As you present your case to the jury think about breaking the information you will present into various chapters. Then when you present your case you can present your case chapter by chapter. It is usually best to present your case chronologically as that is the way in which humans are most adept at processing information. When you divide your information into chapters consider how each chapter will have an impact on the following chapter. Whenever a juror hears and sees new information that juror is processing this new information in part based on what the juror most recently heard and saw in your case. Thus think about setting the presentation of chapters up in a way which will allow for maximum affect upon the listener.

For instance, let's say that in your case the plaintiff was injured because of inadequate training of an employer. It might be wise by first presenting a chapter on the lack of training given to the new employees. Maybe focus on the fact that the employer chose to save money, greed, rather than adequately train his or her staff. Once you present this chapter the next chapter should be the chapter describing the result of this negligent training. Now that the jurors have heard the chapter regarding the greedy employer who chose money over safety the presentation of your client being injured as a result of the negligent training will be much more dramatic. Now the jurors are seeing the injury causing action within the context of an employer that inadequately trained its employees. You have also wisely demonstrated motive, greed, prior to your presentation of the injury causing event. You are essentially building context by presenting information in a layered approach where the next piece of information is dependent on the prior item of evidence.

On this same note of layering your chapters one on top of the other to create context also focus on what David Ball calls build, which is a theater technique. The idea here is that you need to focus on continuously building the interest in your presentation. You start from a state of low intensity and low interest of the jurors and slowly build the story up to higher and higher intensity. In addition to doing this throughout trial as a whole you can use the concept on a miniature level at all stages within trial. Use the build technique in opening. Use the build technique with each witness that you examine. Use the technique again in closing. You will continue to build each story up until you hit climax. Just as you use the build technique on a smaller level with each new part of your presentation you should also have a corresponding mini-climax to conclude chapter.
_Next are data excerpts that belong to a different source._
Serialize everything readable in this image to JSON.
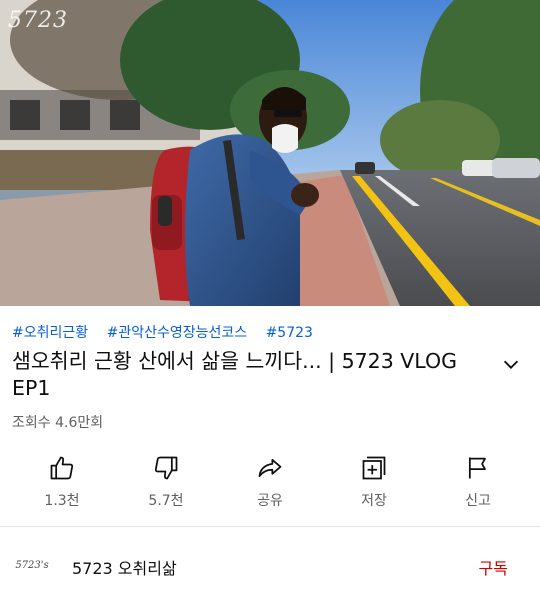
{
  "video": {
    "watermark": "5723"
  },
  "hashtags": [
    "#오취리근황",
    "#관악산수영장능선코스",
    "#5723"
  ],
  "title": "샘오취리 근황 산에서 삶을 느끼다... | 5723 VLOG EP1",
  "views": "조회수 4.6만회",
  "actions": {
    "like": "1.3천",
    "dislike": "5.7천",
    "share": "공유",
    "save": "저장",
    "report": "신고"
  },
  "channel": {
    "avatar_text": "5723's",
    "name": "5723 오취리삶",
    "subscribe_label": "구독"
  },
  "colors": {
    "hashtag": "#065fd4",
    "subscribe": "#cc0000",
    "secondary_text": "#606060"
  }
}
When deciding what order to present information, besides considering chronological order, also think about organizing your presentation so that each new chapter concludes with a mini-climax which is slightly more powerful than the last mini-climax. In this way we continue to build interest in our story as the story progresses forward. David Ball makes an important point that after you present a climax or mini-climax to the jurors you should let the point delivered through climax sink in. One way to do this is to take a pause after the climax. Let the point you just made settle in with the jurors before moving on. After your final climax you can recap with your most significant points. In this way you let your climax sink in while reiterating points that support this same climax.

As you move from chapter to chapter it is essential that you use headnotes. Headnotes give the listener indication as to what topic or chapter you will be presenting on next. The benefit of the headnote is that it allows the jurors to more easily follow your presentation. Trials are complicated affairs. Break the information into digestible pieces and then give the listener direction as to what you will be presenting topic by topic. If your presentation is well organized your chapters should naturally progress from one to the next. Along with using headnotes you should also use transition statement which show the cause and effect of the preceding chapter upon the one that follows. Don't force the jurors to make this linkage by themselves. It is best to use transition statements to show not only that you are transitioning from one chapter to the next but also to demonstrate that the next chapter is the natural result of the actions which took place in the first chapter. Going back to the negligent training and supervision example above. After you discuss the lack of training and supervision you can go on to the next chapter by telling the jurors how this lack of training and supervision ultimately resulted in the defendant employees actions. Then continue on by showing that the defendant employee caused the injury to the plaintiff because he wasn't adequately trained. Don't make the jurors tie all this information together even if the linkage between chapters seems obvious to you. It might not be obvious to the jurors.

The information above comes from theater techniques. I personally learned this information from David Ball, who has a strong background in theater. David Ball is a renowned jury and trial consultant and an excellent trial advocacy teacher. If you have the opportunity to attend any of his seminars or read any of his publications I highly suggest you do so as they are amazing.